Background Since 1991, multiple births have increased sharply in the United States. During the same period, rates of low birthweight and preterm births have also increased, particularly among white infants. Infants born as part of a multiple birth are more likely to be low birthweight and/or preterm. Methods A population-based analysis was performed using US natality data from 1991, 1994, and 1997. White and black infants with complete records were included in analysis. Four outcomes of interest were measured using a bivariate classification of gestational age and birthweight. The strength of the association between plurality and outcome was determined with polyotomous logistic regression. Year of birth and maternal age (<35, 35+) modified the effect of plurality on outcome and the data were stratified accordingly. Results Odds ratios for preterm births increased each year among white infants. Among younger white women the ORs for preterm/low birthweight births increased 23% (34.0 to 41.9) compared to a 32% increase among older mothers (24.2 to 32.0). The ORs for white preterm/normal birthweight births increased 24% among younger women (5.9 to 7.3) compared to 16% among older women (5.8 to 6.7). Among black mothers, ORs for births in the preterm categories increased for younger mothers only. Conclusions As multiple births continue to increase in the US, it is important to recognize their impact on infant outcome. The increasing differences in risk of adverse outcomes between singletons and infants born as part of a multiple birth illustrate a growing public health concern in the United States.

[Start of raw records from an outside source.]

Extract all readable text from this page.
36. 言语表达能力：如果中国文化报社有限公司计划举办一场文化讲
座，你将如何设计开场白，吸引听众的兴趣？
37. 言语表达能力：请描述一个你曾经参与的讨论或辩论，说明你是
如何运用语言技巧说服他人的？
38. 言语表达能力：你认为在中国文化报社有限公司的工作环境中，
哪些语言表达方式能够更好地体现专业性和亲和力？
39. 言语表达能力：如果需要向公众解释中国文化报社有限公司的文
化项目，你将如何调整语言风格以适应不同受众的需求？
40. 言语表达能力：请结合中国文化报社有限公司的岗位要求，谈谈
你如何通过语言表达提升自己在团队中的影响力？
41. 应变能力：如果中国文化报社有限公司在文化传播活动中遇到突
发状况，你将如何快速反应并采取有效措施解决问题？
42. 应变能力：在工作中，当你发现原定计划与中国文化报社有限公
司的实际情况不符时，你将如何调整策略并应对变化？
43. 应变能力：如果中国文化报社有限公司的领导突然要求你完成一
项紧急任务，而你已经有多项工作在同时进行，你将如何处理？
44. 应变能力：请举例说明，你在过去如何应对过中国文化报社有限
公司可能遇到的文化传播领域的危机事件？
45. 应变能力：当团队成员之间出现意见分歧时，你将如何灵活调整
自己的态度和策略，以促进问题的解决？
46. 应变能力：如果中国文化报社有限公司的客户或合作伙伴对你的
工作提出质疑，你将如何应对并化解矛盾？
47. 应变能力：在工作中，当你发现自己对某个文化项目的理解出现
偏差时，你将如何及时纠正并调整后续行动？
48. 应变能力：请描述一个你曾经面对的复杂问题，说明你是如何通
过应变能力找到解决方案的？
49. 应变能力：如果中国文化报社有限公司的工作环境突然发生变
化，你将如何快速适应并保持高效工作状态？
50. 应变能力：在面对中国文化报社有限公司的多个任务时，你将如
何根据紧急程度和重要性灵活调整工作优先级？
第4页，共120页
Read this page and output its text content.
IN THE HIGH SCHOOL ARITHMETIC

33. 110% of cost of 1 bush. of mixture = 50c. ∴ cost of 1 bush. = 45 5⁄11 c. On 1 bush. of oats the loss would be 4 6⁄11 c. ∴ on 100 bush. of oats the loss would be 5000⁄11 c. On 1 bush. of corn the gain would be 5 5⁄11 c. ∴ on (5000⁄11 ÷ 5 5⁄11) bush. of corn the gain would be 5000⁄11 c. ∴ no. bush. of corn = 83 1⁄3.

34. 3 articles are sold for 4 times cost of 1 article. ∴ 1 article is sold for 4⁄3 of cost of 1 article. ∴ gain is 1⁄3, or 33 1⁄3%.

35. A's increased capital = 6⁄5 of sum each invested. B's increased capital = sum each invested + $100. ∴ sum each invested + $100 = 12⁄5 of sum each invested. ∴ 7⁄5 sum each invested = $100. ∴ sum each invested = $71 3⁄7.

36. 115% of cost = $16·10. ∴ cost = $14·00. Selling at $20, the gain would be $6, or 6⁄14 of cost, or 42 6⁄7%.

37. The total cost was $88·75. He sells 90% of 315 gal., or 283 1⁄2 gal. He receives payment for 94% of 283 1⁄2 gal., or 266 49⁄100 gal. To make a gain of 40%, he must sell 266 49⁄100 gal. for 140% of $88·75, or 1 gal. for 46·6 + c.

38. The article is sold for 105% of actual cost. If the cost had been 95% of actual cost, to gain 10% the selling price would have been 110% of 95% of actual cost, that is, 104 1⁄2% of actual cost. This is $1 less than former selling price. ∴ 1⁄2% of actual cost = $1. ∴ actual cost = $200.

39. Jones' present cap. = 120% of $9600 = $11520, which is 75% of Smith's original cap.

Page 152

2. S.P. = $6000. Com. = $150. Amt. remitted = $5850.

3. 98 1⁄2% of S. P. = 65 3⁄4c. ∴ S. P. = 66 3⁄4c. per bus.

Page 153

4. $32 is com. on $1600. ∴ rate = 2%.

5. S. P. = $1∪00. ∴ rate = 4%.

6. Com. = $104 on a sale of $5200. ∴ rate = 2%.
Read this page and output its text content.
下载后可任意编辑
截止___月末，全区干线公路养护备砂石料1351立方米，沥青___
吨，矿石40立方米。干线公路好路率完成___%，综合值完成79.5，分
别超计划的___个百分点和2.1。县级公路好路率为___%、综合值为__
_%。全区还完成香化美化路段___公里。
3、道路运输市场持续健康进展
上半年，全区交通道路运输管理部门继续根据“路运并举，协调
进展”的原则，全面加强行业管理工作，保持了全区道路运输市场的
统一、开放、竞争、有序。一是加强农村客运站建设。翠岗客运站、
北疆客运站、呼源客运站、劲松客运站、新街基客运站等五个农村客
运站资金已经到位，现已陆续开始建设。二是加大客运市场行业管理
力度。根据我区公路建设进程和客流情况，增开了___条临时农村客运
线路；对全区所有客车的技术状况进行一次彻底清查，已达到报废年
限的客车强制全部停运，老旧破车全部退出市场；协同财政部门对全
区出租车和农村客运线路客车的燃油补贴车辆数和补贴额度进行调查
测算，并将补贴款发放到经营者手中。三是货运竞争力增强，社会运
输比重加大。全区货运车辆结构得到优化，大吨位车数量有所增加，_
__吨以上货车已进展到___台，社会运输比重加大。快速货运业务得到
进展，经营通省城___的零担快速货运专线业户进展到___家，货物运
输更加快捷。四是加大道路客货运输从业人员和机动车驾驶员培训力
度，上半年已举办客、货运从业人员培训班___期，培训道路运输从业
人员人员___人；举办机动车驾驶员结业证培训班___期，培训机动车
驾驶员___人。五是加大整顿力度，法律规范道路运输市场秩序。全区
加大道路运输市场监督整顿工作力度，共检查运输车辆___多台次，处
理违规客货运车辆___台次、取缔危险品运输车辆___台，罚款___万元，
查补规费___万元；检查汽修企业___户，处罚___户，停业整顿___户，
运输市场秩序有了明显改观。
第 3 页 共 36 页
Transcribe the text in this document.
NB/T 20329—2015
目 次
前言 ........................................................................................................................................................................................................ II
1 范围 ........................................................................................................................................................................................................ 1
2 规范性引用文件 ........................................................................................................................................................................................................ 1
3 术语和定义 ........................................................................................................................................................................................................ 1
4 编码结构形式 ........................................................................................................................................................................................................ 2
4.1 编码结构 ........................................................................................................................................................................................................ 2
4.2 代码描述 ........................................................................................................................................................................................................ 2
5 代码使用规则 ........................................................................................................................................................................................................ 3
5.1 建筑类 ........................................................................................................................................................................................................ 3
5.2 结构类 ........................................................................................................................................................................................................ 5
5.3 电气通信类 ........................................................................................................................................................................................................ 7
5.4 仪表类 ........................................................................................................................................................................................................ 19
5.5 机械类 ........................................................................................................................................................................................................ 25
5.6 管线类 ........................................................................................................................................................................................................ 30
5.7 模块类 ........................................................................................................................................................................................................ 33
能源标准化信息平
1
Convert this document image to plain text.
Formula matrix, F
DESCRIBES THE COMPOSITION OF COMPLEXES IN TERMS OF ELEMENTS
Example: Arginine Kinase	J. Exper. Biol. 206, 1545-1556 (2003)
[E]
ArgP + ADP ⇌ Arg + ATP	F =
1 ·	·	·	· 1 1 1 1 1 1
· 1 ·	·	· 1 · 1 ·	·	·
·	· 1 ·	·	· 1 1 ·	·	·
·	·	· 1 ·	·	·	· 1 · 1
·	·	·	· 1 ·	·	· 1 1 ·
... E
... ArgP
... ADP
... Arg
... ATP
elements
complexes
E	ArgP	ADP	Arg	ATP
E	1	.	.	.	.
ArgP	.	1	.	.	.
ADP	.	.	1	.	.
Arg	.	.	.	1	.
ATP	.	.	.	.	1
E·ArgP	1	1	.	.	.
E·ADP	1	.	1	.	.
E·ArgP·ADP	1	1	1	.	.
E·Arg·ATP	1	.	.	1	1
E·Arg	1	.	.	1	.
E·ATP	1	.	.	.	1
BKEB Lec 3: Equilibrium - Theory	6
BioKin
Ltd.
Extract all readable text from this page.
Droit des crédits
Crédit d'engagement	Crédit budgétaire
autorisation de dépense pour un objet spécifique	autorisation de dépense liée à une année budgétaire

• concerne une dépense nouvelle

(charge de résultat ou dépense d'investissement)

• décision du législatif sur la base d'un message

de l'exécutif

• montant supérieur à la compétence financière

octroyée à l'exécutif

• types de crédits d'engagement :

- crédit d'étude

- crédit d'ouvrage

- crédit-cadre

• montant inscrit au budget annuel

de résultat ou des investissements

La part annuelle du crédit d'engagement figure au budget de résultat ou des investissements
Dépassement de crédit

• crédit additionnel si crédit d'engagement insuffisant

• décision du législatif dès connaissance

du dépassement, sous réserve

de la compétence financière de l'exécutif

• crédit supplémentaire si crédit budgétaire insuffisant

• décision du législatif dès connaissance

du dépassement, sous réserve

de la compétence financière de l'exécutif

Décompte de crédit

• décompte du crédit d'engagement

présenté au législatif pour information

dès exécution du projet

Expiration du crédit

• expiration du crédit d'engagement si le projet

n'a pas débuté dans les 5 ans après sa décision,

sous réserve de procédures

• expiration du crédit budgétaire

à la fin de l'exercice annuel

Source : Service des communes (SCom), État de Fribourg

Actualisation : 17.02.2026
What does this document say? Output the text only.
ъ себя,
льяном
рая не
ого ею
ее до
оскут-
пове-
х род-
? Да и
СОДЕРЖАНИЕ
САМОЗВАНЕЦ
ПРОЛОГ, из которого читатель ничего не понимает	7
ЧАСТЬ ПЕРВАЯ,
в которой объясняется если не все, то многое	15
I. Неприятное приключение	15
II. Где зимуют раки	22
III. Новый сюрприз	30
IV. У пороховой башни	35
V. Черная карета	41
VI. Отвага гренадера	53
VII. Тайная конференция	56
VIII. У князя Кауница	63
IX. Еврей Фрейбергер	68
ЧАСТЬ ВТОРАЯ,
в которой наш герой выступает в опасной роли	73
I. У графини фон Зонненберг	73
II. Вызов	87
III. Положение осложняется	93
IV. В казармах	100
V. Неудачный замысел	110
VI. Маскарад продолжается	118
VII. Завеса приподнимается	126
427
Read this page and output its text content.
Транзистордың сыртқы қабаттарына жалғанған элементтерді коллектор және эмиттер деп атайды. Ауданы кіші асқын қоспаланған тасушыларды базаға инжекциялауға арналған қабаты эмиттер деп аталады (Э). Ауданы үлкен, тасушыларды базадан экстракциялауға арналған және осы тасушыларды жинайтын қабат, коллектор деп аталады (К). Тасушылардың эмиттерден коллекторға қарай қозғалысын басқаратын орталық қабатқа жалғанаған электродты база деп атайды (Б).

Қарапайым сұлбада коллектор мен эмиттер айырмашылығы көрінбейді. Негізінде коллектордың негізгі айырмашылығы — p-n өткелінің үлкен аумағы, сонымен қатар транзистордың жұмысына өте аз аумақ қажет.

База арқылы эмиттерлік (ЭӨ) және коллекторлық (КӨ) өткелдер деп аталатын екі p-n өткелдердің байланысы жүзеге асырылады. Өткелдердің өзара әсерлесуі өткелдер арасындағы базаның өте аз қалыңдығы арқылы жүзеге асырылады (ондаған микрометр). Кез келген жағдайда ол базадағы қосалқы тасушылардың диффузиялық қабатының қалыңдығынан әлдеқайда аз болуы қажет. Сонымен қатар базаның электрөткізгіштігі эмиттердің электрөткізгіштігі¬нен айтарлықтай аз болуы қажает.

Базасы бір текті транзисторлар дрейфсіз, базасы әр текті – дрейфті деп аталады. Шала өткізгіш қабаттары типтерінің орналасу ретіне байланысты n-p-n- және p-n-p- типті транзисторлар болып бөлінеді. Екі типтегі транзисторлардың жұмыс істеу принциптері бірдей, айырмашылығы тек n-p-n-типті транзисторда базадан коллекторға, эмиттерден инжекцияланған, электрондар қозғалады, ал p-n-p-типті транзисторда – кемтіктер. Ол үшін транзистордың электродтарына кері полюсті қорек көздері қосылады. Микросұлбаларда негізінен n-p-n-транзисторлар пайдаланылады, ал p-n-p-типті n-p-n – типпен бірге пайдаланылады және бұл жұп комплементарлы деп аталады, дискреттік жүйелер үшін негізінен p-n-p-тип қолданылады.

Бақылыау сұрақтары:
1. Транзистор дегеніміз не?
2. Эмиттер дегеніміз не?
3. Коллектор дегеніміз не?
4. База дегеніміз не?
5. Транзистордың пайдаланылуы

Learning Objectives: At the conclusion of this presentation, the participant will be able to: 1. Recognize the growing disparities in adverse outcomes between singletons and infants born as part of a multiple birth 2. Understand the growing impact of multiple births on increasing low birth weight and preterm births 3. Discuss possible causes influencing increasing multiple births and adverse outcomes
Keywords: Low Birthweight, Infant Health
Presenting author's disclosure statement:
Organization/institution whose products or services will be discussed: None
I do not have any significant financial interest/arrangement or affiliation with any organization/institution whose products or services are being discussed in this session.